Shweta Keshri of India Today gave the series 3 stars out of 5, with praise for the acting performances of the ensemble cast, particularly that of Shaikh, Padda and Yadav, however being critical of the writing. She wrote, "That is also where Hunkkaar's strongest aspect — its premise — begins to expose the limitations of its writing. We see a sinister Baapji who commands a huge following, but the show does not really explore what makes his devotees follow him so blindly. His power is repeatedly established through crowds, fear and loyalty, but the machinery behind that influence remains largely unexplored. How did he build this following? Why do people continue to defend him when serious allegations are made? What makes it so difficult for those around him to question him? The series raises these questions without digging deeply enough into them."

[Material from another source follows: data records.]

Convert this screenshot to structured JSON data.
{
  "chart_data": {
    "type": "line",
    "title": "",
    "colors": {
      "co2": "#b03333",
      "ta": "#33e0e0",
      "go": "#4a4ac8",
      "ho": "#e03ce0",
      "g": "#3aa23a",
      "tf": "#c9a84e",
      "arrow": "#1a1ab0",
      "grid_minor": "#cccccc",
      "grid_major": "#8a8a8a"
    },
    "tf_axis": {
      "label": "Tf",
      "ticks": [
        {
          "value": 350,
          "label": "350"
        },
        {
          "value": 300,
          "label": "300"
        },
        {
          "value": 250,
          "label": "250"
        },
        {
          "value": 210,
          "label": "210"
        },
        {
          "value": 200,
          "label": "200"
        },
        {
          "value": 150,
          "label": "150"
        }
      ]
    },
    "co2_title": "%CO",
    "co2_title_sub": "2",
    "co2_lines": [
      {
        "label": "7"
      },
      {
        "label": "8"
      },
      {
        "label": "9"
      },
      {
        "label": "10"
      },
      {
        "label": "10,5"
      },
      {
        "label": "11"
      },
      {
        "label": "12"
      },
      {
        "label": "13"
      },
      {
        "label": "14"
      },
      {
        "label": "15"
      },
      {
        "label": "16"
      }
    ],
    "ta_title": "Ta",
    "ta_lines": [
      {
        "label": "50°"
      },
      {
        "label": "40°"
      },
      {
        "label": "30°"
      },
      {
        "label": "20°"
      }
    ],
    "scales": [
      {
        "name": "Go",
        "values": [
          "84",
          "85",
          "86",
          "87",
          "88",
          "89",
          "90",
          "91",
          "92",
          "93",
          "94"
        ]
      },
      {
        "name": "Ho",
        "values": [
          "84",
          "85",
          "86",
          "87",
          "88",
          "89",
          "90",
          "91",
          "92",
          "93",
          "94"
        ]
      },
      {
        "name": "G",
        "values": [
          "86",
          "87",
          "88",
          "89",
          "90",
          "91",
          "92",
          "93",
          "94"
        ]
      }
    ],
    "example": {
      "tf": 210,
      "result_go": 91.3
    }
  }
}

Radhika Sharma of NDTV also gave the series 3 stars out of 5 and summed up in her review, "This is the Aneet Padda before the glam-sham of Bollywood. Raw, baring her soul."

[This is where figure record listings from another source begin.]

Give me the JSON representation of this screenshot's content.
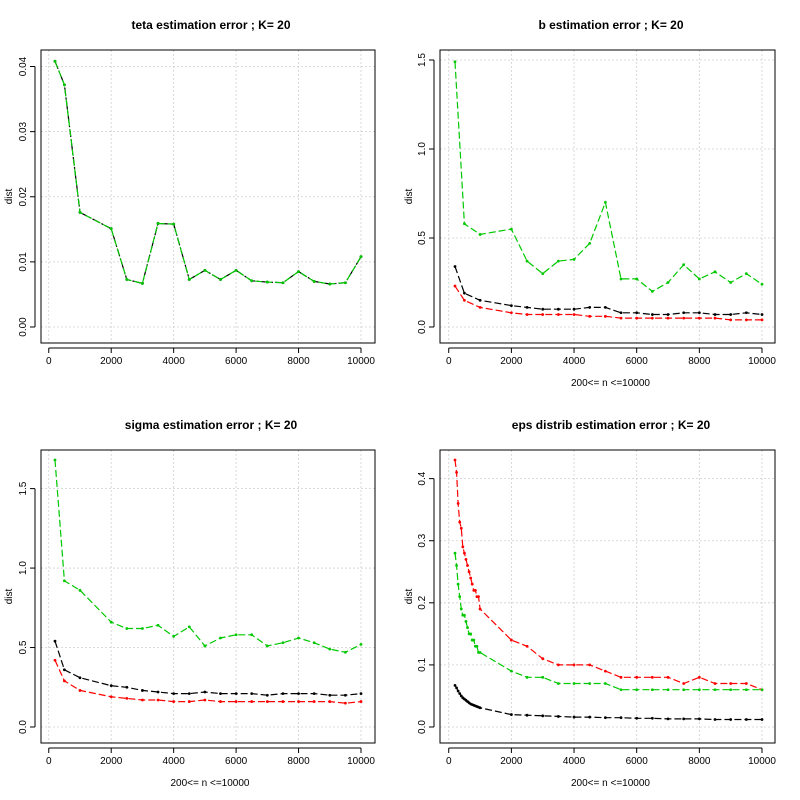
{
  "colors": {
    "black": "#000000",
    "red": "#ff0000",
    "green": "#00c800",
    "grid": "#cfcfcf"
  },
  "chart_data": [
    {
      "type": "line",
      "title": "teta estimation error ; K= 20",
      "xlabel": "",
      "ylabel": "dist",
      "xlim": [
        200,
        10000
      ],
      "ylim": [
        0,
        0.041
      ],
      "xticks": [
        0,
        2000,
        4000,
        6000,
        8000,
        10000
      ],
      "yticks": [
        0.0,
        0.01,
        0.02,
        0.03,
        0.04
      ],
      "ytick_labels": [
        "0.00",
        "0.01",
        "0.02",
        "0.03",
        "0.04"
      ],
      "series": [
        {
          "name": "black",
          "color": "#000000",
          "x": [
            200,
            500,
            1000,
            2000,
            2500,
            3000,
            3500,
            4000,
            4500,
            5000,
            5500,
            6000,
            6500,
            7000,
            7500,
            8000,
            8500,
            9000,
            9500,
            10000
          ],
          "y": [
            0.0408,
            0.0372,
            0.0176,
            0.0151,
            0.0073,
            0.0067,
            0.0159,
            0.0158,
            0.0073,
            0.0087,
            0.0073,
            0.0087,
            0.0071,
            0.0069,
            0.0068,
            0.0085,
            0.007,
            0.0066,
            0.0068,
            0.0108
          ]
        },
        {
          "name": "green",
          "color": "#00c800",
          "x": [
            200,
            500,
            1000,
            2000,
            2500,
            3000,
            3500,
            4000,
            4500,
            5000,
            5500,
            6000,
            6500,
            7000,
            7500,
            8000,
            8500,
            9000,
            9500,
            10000
          ],
          "y": [
            0.0408,
            0.0372,
            0.0176,
            0.0151,
            0.0073,
            0.0067,
            0.0159,
            0.0158,
            0.0073,
            0.0087,
            0.0073,
            0.0087,
            0.0071,
            0.0069,
            0.0068,
            0.0085,
            0.007,
            0.0066,
            0.0068,
            0.0108
          ]
        }
      ]
    },
    {
      "type": "line",
      "title": "b  estimation error ; K= 20",
      "xlabel": "200<= n <=10000",
      "ylabel": "dist",
      "xlim": [
        200,
        10000
      ],
      "ylim": [
        0,
        1.5
      ],
      "xticks": [
        0,
        2000,
        4000,
        6000,
        8000,
        10000
      ],
      "yticks": [
        0.0,
        0.5,
        1.0,
        1.5
      ],
      "ytick_labels": [
        "0.0",
        "0.5",
        "1.0",
        "1.5"
      ],
      "series": [
        {
          "name": "green",
          "color": "#00c800",
          "x": [
            200,
            500,
            1000,
            2000,
            2500,
            3000,
            3500,
            4000,
            4500,
            5000,
            5500,
            6000,
            6500,
            7000,
            7500,
            8000,
            8500,
            9000,
            9500,
            10000
          ],
          "y": [
            1.49,
            0.58,
            0.52,
            0.55,
            0.37,
            0.3,
            0.37,
            0.38,
            0.47,
            0.7,
            0.27,
            0.27,
            0.2,
            0.25,
            0.35,
            0.27,
            0.31,
            0.25,
            0.3,
            0.24
          ]
        },
        {
          "name": "black",
          "color": "#000000",
          "x": [
            200,
            500,
            1000,
            2000,
            2500,
            3000,
            3500,
            4000,
            4500,
            5000,
            5500,
            6000,
            6500,
            7000,
            7500,
            8000,
            8500,
            9000,
            9500,
            10000
          ],
          "y": [
            0.34,
            0.19,
            0.15,
            0.12,
            0.11,
            0.1,
            0.1,
            0.1,
            0.11,
            0.11,
            0.08,
            0.08,
            0.07,
            0.07,
            0.08,
            0.08,
            0.07,
            0.07,
            0.08,
            0.07
          ]
        },
        {
          "name": "red",
          "color": "#ff0000",
          "x": [
            200,
            500,
            1000,
            2000,
            2500,
            3000,
            3500,
            4000,
            4500,
            5000,
            5500,
            6000,
            6500,
            7000,
            7500,
            8000,
            8500,
            9000,
            9500,
            10000
          ],
          "y": [
            0.23,
            0.15,
            0.11,
            0.08,
            0.07,
            0.07,
            0.07,
            0.07,
            0.06,
            0.06,
            0.05,
            0.05,
            0.05,
            0.05,
            0.05,
            0.05,
            0.05,
            0.04,
            0.04,
            0.04
          ]
        }
      ]
    },
    {
      "type": "line",
      "title": "sigma estimation error ; K= 20",
      "xlabel": "200<= n <=10000",
      "ylabel": "dist",
      "xlim": [
        200,
        10000
      ],
      "ylim": [
        0,
        1.68
      ],
      "xticks": [
        0,
        2000,
        4000,
        6000,
        8000,
        10000
      ],
      "yticks": [
        0.0,
        0.5,
        1.0,
        1.5
      ],
      "ytick_labels": [
        "0.0",
        "0.5",
        "1.0",
        "1.5"
      ],
      "series": [
        {
          "name": "green",
          "color": "#00c800",
          "x": [
            200,
            500,
            1000,
            2000,
            2500,
            3000,
            3500,
            4000,
            4500,
            5000,
            5500,
            6000,
            6500,
            7000,
            7500,
            8000,
            8500,
            9000,
            9500,
            10000
          ],
          "y": [
            1.68,
            0.92,
            0.86,
            0.66,
            0.62,
            0.62,
            0.64,
            0.57,
            0.63,
            0.51,
            0.56,
            0.58,
            0.58,
            0.51,
            0.53,
            0.56,
            0.53,
            0.49,
            0.47,
            0.52
          ]
        },
        {
          "name": "black",
          "color": "#000000",
          "x": [
            200,
            500,
            1000,
            2000,
            2500,
            3000,
            3500,
            4000,
            4500,
            5000,
            5500,
            6000,
            6500,
            7000,
            7500,
            8000,
            8500,
            9000,
            9500,
            10000
          ],
          "y": [
            0.54,
            0.36,
            0.31,
            0.26,
            0.25,
            0.23,
            0.22,
            0.21,
            0.21,
            0.22,
            0.21,
            0.21,
            0.21,
            0.2,
            0.21,
            0.21,
            0.21,
            0.2,
            0.2,
            0.21
          ]
        },
        {
          "name": "red",
          "color": "#ff0000",
          "x": [
            200,
            500,
            1000,
            2000,
            2500,
            3000,
            3500,
            4000,
            4500,
            5000,
            5500,
            6000,
            6500,
            7000,
            7500,
            8000,
            8500,
            9000,
            9500,
            10000
          ],
          "y": [
            0.42,
            0.29,
            0.23,
            0.19,
            0.18,
            0.17,
            0.17,
            0.16,
            0.16,
            0.17,
            0.16,
            0.16,
            0.16,
            0.16,
            0.16,
            0.16,
            0.16,
            0.16,
            0.15,
            0.16
          ]
        }
      ]
    },
    {
      "type": "line",
      "title": "eps distrib estimation error ; K= 20",
      "xlabel": "200<= n <=10000",
      "ylabel": "dist",
      "xlim": [
        200,
        10000
      ],
      "ylim": [
        0,
        0.43
      ],
      "xticks": [
        0,
        2000,
        4000,
        6000,
        8000,
        10000
      ],
      "yticks": [
        0.0,
        0.1,
        0.2,
        0.3,
        0.4
      ],
      "ytick_labels": [
        "0.0",
        "0.1",
        "0.2",
        "0.3",
        "0.4"
      ],
      "series": [
        {
          "name": "red",
          "color": "#ff0000",
          "x": [
            200,
            250,
            300,
            350,
            400,
            450,
            500,
            550,
            600,
            650,
            700,
            750,
            800,
            850,
            900,
            950,
            1000,
            2000,
            2500,
            3000,
            3500,
            4000,
            4500,
            5000,
            5500,
            6000,
            6500,
            7000,
            7500,
            8000,
            8500,
            9000,
            9500,
            10000
          ],
          "y": [
            0.43,
            0.41,
            0.36,
            0.33,
            0.32,
            0.29,
            0.28,
            0.27,
            0.26,
            0.25,
            0.24,
            0.23,
            0.22,
            0.22,
            0.21,
            0.21,
            0.19,
            0.14,
            0.13,
            0.11,
            0.1,
            0.1,
            0.1,
            0.09,
            0.08,
            0.08,
            0.08,
            0.08,
            0.07,
            0.08,
            0.07,
            0.07,
            0.07,
            0.06
          ]
        },
        {
          "name": "green",
          "color": "#00c800",
          "x": [
            200,
            250,
            300,
            350,
            400,
            450,
            500,
            550,
            600,
            650,
            700,
            750,
            800,
            850,
            900,
            950,
            1000,
            2000,
            2500,
            3000,
            3500,
            4000,
            4500,
            5000,
            5500,
            6000,
            6500,
            7000,
            7500,
            8000,
            8500,
            9000,
            9500,
            10000
          ],
          "y": [
            0.28,
            0.26,
            0.23,
            0.21,
            0.19,
            0.18,
            0.18,
            0.17,
            0.16,
            0.15,
            0.15,
            0.14,
            0.14,
            0.13,
            0.13,
            0.12,
            0.12,
            0.09,
            0.08,
            0.08,
            0.07,
            0.07,
            0.07,
            0.07,
            0.06,
            0.06,
            0.06,
            0.06,
            0.06,
            0.06,
            0.06,
            0.06,
            0.06,
            0.06
          ]
        },
        {
          "name": "black",
          "color": "#000000",
          "x": [
            200,
            250,
            300,
            350,
            400,
            450,
            500,
            550,
            600,
            650,
            700,
            750,
            800,
            850,
            900,
            950,
            1000,
            2000,
            2500,
            3000,
            3500,
            4000,
            4500,
            5000,
            5500,
            6000,
            6500,
            7000,
            7500,
            8000,
            8500,
            9000,
            9500,
            10000
          ],
          "y": [
            0.067,
            0.063,
            0.058,
            0.054,
            0.05,
            0.047,
            0.045,
            0.043,
            0.041,
            0.039,
            0.037,
            0.036,
            0.035,
            0.034,
            0.033,
            0.032,
            0.031,
            0.02,
            0.019,
            0.018,
            0.017,
            0.016,
            0.016,
            0.015,
            0.015,
            0.014,
            0.014,
            0.013,
            0.013,
            0.013,
            0.012,
            0.012,
            0.012,
            0.012
          ]
        }
      ]
    }
  ]
}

Aakruti Bagla of Mid-Day concluded in her review, "Hunkkaar raises an important conversation around victim-shaming, patriarchy and faith, backed by strong performances and a compelling premise. However, its uneven pacing, repetitive writing and predictable conclusion keep it from delivering the hard-hitting impact it promises."

Bhumi Vashisht of The Sunday Guardian summed up in her review for the series, "Hunkkaar: The Roar blends crime, courtroom drama and social thriller elements around a teenager's accusation against a powerful godman. Fatima Sana Shaikh, Aneet Padda and Raghubir Yadav deliver strong performances, even as uneven pacing and underdeveloped writing limit the series."

Shubhra Gupta of The Indian Express gave the series 2.5 stars out of 5, summing up in her review, "Aneet Padda, Fatima Sana Shaikh remain largely convincing, and own the best moments of the six-episode show."

Sukanya Verma of Rediff.com also gave the series 2.5 stars out of 5 and wrote, "Sadly, Hunkkaar never becomes more than a sum of its parts. It's a fairly familiar fight for justice that builds far too many flimsy narratives around its core conflict, runs out of ammunition and speaks out of turn in a needlessly cussing tone." Appreciative of the portrayals by the actors, while also being critical of the writing, she noted in her review, "All capable actors but often it's them left raising the bar when the subpar writing lets them down."

Kartik Bhardwaj of Cinema Express gave the series 2.5 stars out of 5 as well, writing in the epigraph of his review, "Hunkkaar ticks off the same tropes these predator-godmen-resilient-victim narratives are inundated with. It just goes a few inches deeper."

Nandini Ramnath of the Scroll.in concluded in her review, "Given the fair amount of films and shows about perverted godmen, Hunkkaar could have benefitted from a clinically methodical approach rather than righteous rage. In trying to be hard-hitting, Hunkkaar often comes off as heavy-handed."

Tatsam Mukherjee of The Wire wrote, "Hunkkaar: The Roar flirts with being a competent procedural, and offering potent socio-political commentary on our country. However, as busy and stacked it might be, I found it too self-serious and burdened with its own ideology."